Airfield information
Runways
| Direction | Length and surface |
| 06/24 | Concrete |
| 10/28 | Concrete |
| 16/34 | Concrete |

= RAF Tholthorpe =

Royal Air Force base in Yorkshire, England

Royal Air Force Tholthorpe' or more simply RAF Tholthorpe is a former Royal Air Force satellite station located near Easingwold, North Yorkshire, England. It was operational during the Second World War; having been opened during the 1930s as a grass airfield. It was controlled by RAF Bomber Command, as a sub-station of RAF Linton-on-Ouse.

==History==

From August 1940 to December 1940, Tholthorpe was a landing field for Armstrong Whitworth Whitley bombers of No. 58 Squadron RAF and No. 51 Squadron RAF based at Linton.

From January 1941 to June 1943, Tholthorpe underwent maintenance to upgrade to Class A standards, with three intersecting concrete runways designated main 10-28 at 2,000 yards, 06-24 at 1,430 yards and 16-34 at 1,400 yards.

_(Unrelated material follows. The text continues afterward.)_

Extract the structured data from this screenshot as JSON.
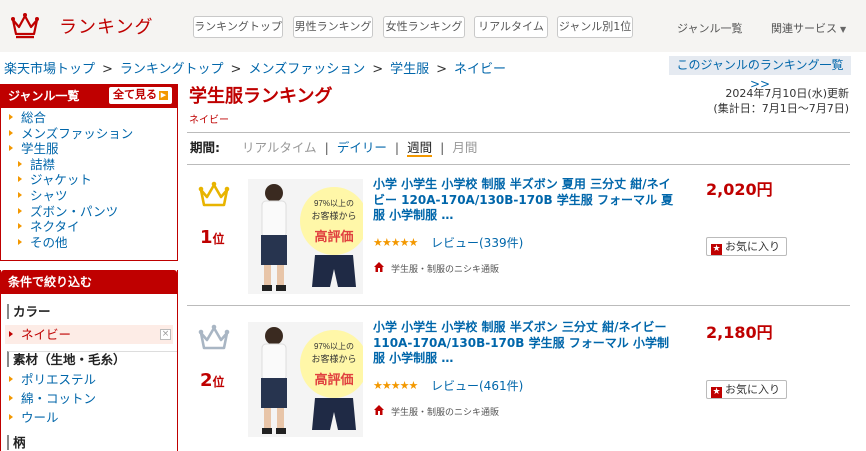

Tholthorpe was assigned to No. 6 Group RCAF in June 1943. RCAF squadrons stationed here included No. 434 Squadron "Bluenose", 431 Squadron "Iroquois", 420 Squadron "Snowy Owl", and 425 Squadron "Alouette".

No. 434 Squadron, flying Halifax bombers, was formed and headquartered at Tholthorpe airfield from June 1943 until the squadron was moved to Croft. In July 1943, 431 Squadron moved to Tholthorpe airfield from Burn. It was later moved to Croft airfield as well. Not only were the operational squadrons quartered here, also their service echelons, -respectively Nos. 9431 and 9434 Service Echelon- which were formed from the ground crew of nos. 431 and 434 Squadron on 3 November 1943 and who moved with their squadrons on to Croft in December 1943.

In December 1943 No. 420 and No. 425 Squadrons (together with their service echelons, nos. 9420 and 9425 Service Echelon) were moved to Tholthorpe airfield from Dalton and Dishforth respectively. These squadrons had returned from service with Vickers Wellingtons in North Africa, and it took them several weeks to work up on the newly acquired Halifax bombers. They were therefore unable to fly their first raids from Tholthorpe until mid-February 1944.
No. 420 Squadron flew 160 operations from Tholthorpe airfield and lost 25 Halifaxes. No. 425 Squadron flew 162 operations from Tholthorpe airfield and lost 28 Halifaxes. In all, 119 Halifax bombers were lost from Tholthorpe. In April and May 1945 Nos. 420 and 425 Squadron converted to Avro Lancasters, which they took with them when they left for RCAF Debert, Nova Scotia, Canada in June 1945.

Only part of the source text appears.